If Russia truly has fucked its entire workforce into conscription, they may have to pull forces off the frontlines in order to manufacture replacements for lost equipment and munitions.

[–] mojofrododojo@lemmy.world 1 points 1 year ago* (last edited 1 year ago)

they've torn through a tremendous amount of the soviet reserve hardware they had.

but also have lost over a hundred thousand people, which is gonna hurt any workforce.

woohoo keep going Ukraine!

[–] yarr@feddit.nl 1 points 1 year ago

Despite the scale of the incident, Russian officials have offered limited information, with regional governor Aleksandr Avdeev confirming a “blast” but threatening penalties for spreading unofficial reports.

Man, the USA can be a shit show, but at least we can spread unofficial reports whenever we like.

[–] eronth@lemmy.world 0 points 1 year ago (1 children)

What, like, percent of stored munitions would this likely be? How impactful of a destruction is it?

[–] Metz@lemmy.world 1 points 1 year ago* (last edited 1 year ago)

It's hard to find reliable data about that. The last good information is from 2022 and says that Russia has stored around 1 million tons of ammunition. That would mean Ukraine just wiped out 26% of everything Russia had.

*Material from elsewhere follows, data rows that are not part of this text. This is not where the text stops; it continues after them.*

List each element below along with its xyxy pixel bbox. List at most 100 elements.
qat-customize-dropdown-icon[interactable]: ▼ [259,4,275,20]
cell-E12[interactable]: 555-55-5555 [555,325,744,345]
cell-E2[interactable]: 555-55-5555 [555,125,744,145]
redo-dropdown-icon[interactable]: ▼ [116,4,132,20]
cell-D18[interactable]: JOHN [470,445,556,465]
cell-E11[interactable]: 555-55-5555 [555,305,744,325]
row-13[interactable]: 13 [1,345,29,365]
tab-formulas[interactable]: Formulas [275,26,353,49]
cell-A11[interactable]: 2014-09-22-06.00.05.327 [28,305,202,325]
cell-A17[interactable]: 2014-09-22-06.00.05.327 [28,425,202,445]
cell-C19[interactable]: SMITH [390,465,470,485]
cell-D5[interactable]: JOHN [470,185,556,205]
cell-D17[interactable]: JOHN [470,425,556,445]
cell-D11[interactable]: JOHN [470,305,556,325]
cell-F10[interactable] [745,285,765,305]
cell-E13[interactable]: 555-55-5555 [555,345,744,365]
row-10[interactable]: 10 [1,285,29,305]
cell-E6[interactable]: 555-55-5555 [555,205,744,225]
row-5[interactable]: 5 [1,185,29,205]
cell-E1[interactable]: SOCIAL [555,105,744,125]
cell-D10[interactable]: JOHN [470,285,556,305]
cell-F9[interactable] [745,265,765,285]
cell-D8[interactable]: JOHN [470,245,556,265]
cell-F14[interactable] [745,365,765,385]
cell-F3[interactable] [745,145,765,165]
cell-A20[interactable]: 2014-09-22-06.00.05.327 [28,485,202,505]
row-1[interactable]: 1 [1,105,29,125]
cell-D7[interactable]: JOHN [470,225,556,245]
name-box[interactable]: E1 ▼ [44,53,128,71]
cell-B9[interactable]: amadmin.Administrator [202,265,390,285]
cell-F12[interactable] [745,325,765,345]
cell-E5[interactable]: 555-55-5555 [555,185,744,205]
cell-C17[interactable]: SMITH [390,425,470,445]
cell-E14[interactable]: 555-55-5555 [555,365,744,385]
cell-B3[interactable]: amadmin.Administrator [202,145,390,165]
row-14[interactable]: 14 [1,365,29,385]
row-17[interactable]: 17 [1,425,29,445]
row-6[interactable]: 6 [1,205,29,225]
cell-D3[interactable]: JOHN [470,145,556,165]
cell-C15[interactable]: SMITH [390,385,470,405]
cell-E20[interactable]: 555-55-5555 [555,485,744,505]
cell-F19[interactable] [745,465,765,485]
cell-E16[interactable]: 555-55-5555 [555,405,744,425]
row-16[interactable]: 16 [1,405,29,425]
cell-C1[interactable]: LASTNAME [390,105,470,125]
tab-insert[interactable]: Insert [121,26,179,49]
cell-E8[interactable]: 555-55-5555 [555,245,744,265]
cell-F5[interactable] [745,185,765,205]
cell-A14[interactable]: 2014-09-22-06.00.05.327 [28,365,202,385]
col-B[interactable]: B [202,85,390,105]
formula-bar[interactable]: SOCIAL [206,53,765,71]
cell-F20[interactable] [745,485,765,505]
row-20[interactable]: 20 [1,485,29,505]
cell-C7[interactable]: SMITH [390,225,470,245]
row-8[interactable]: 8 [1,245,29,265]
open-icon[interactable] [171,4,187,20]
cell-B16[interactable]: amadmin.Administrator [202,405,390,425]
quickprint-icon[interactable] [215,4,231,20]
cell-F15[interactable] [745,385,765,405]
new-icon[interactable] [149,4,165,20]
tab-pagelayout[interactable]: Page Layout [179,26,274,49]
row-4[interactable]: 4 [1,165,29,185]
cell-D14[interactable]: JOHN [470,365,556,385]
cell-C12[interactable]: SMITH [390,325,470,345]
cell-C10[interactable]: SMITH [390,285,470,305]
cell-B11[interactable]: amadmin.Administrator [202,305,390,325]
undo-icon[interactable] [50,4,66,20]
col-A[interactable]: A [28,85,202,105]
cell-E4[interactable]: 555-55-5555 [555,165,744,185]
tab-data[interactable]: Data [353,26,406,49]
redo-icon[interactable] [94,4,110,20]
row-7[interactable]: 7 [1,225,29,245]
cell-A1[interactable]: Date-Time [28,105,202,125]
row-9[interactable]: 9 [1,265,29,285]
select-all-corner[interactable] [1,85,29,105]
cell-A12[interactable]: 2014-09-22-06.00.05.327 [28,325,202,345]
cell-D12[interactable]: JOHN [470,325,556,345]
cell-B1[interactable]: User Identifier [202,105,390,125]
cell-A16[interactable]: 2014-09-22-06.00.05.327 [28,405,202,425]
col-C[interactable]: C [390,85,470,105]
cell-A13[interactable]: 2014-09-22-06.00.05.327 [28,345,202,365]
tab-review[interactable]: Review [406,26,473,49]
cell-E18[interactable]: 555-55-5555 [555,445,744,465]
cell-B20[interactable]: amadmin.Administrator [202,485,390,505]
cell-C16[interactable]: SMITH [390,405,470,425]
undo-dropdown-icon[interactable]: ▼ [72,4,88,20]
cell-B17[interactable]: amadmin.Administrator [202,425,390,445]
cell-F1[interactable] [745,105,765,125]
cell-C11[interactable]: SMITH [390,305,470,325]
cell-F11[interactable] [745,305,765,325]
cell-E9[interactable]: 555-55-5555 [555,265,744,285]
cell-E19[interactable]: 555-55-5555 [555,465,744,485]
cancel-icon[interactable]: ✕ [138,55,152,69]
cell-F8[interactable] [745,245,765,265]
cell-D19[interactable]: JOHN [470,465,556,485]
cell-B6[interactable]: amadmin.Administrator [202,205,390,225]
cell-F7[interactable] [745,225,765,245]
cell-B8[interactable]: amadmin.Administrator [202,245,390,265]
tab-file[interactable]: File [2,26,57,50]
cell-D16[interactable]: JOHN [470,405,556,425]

However, since it is very likely that Russia has produced a lot more since the war began, it's hard to tell how much they actually lost today.

The only other number I could find was one that says that each day Russia uses around 26000 rounds of ammunition (artillery).

And since I'm a lazy fuck that is already lying in bed and I only have my smartphone here, I'll let AI do the estimates and calculations.

Under the premise that most things in that depot was artillery ammo, and we roughly know the weight of a round and as said how much they use per day we can estimate they burn through 1218 tons of ammunition per day.

That would mean Ukraine just destroyed around 220 days of ammunition.

But as said, that's just a wild guess based on some very vague numbers that I don't have double checked now.